The steel motor tanker Vildfugl was launched from the Frerickstad yard of Glommens Mekaniske Verksted (Yard No 91) in 1941. She measured 156.1′ x 25.6′ x 10.0′ and her tonnage was 462 gross tons, 216 net tons. She was powered by a 2S CSA diesel engine by A/B Atlas Diesel, Stockholm. Built to the order of Skibs A/S Morphemic (Halfdan Ditlev-Simonsen), Oslo. She operated on the Baltic and North Sea routes. In 1941 she was captured by the German navy and operated for the Kreigsmarine throughout the was under the name of Feisten before she was returned to her original owners at the end of the war and returning to her original name Vildfugl.
In May 1951 Vildfugl was en route from Inverness to Grangemouth in ballast where she was to pick up her latest cargo. In command was Captain Alvard O Degaard with a crew of thirteen men. On 28th May, as she approached the entrance to the Firth of Forth, Degaard set his course round Fifeness but, presumably due to his lack of experience of the waters there, he steered too close to the shore and she ran aground on a reef just north of Lochaber Rock 200 yards from the Fifeness Coastguard Station. She wedged tight on a flat rock narrowly missing the jagged rocks that reach out from the shoreline at Fifeness. The Coastguards, who had observed the vessel approaching, tried to warn her off but their signals were unseen. The Fifeness Rocket Brigade were quickly on the scene succeeding in getting a line aboard and evacuating the crew by breeches buoy without incident. Local fishermen were quick to assess the situation and concluded that she would not be refloated. They were to be proved correct. An initial investigation on 31st May revealed engine room was flooded. A further survey by Metal Industries in early June confirmed the position reporting that the vessel had broken in three parts.
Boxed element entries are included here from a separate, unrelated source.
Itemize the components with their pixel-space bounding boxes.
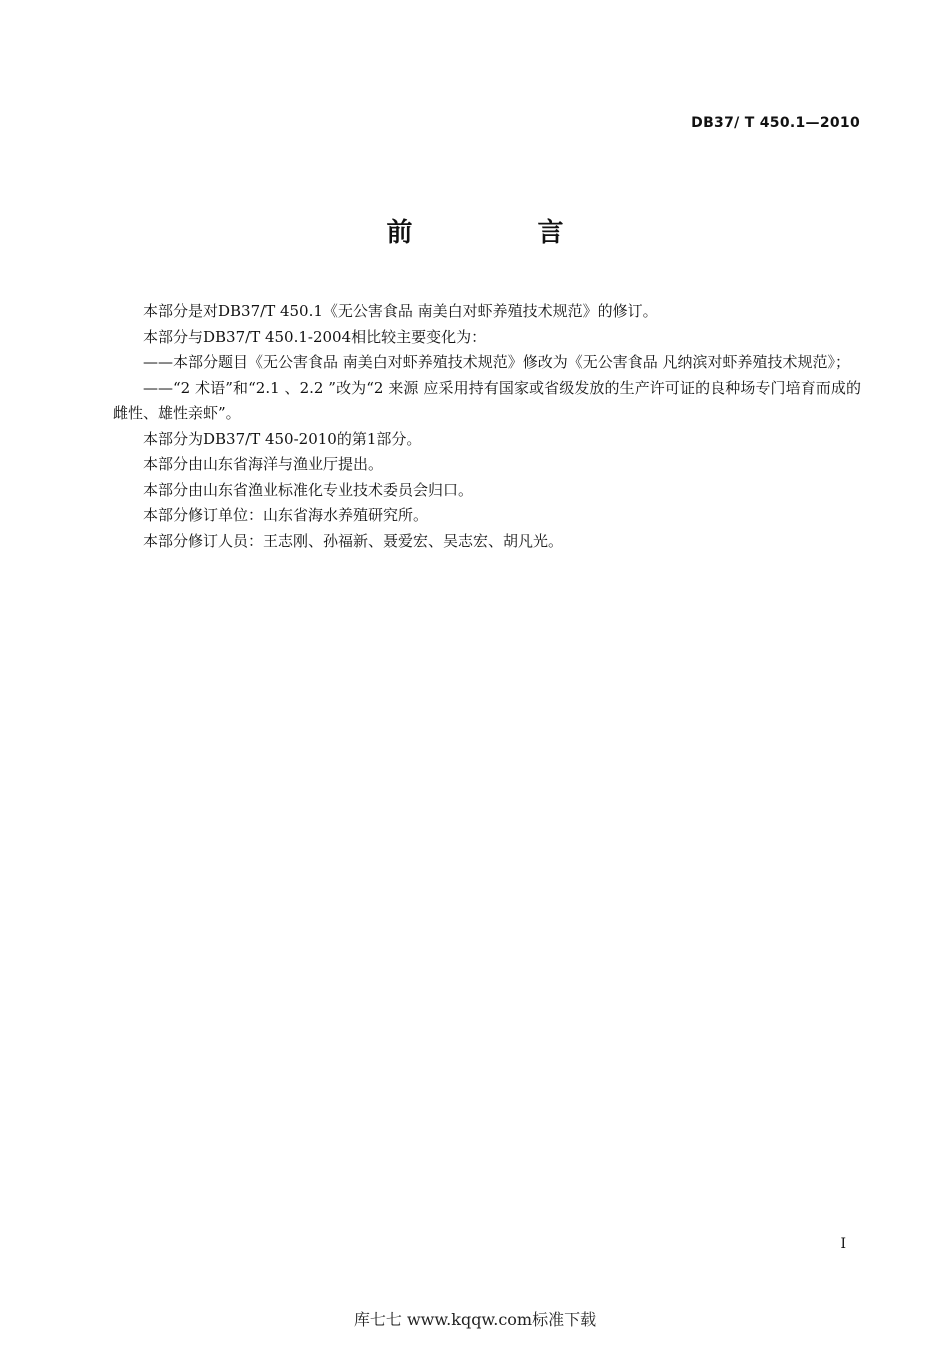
paragraph: 本部分由山东省海洋与渔业厅提出。 <box>143 455 384 473</box>
foreword-body <box>113 299 861 554</box>
paragraph: ——“2 术语”和“2.1 、2.2 ”改为“2 来源 应采用持有国家或省级发放的生产许可证的良种场专门培育而成的雌性、雄性亲虾”。 <box>113 378 861 422</box>
page-title: 前 言 <box>386 218 622 248</box>
paragraph: 本部分与DB37/T 450.1-2004相比较主要变化为： <box>143 327 487 346</box>
paragraph: 本部分修订单位：山东省海水养殖研究所。 <box>143 506 429 524</box>
paragraph: 本部分是对DB37/T 450.1《无公害食品 南美白对虾养殖技术规范》的修订。 <box>143 302 658 320</box>
paragraph: 本部分由山东省渔业标准化专业技术委员会归口。 <box>143 480 474 499</box>
paragraph: 本部分修订人员：王志刚、孙福新、聂爱宏、吴志宏、胡凡光。 <box>143 531 564 550</box>
page-number: I <box>840 1236 846 1252</box>
standard-code: DB37/ T 450.1—2010 <box>691 115 860 131</box>
paragraph: ——本部分题目《无公害食品 南美白对虾养殖技术规范》修改为《无公害食品 凡纳滨对虾养殖技术规范》； <box>143 353 851 371</box>
paragraph: 本部分为DB37/T 450-2010的第1部分。 <box>143 429 422 448</box>
watermark-text: 库七七 www.kqqw.com标准下载 <box>353 1310 597 1329</box>
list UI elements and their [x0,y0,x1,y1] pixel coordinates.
Presumably some substantial salvage occurred at a later date and a survey in 1994 failed to find any substantial remains. We have reports that some scattered wreckage still exists in depths of around 12 metres in approximate position 56° 16.744’N, 002° 35.091’W. There have been dozens of wrecks reported in this vicinity over the decades so it is uncertain that this wreckage, if it exists, is indeed the remains after salvage of Vildfugl.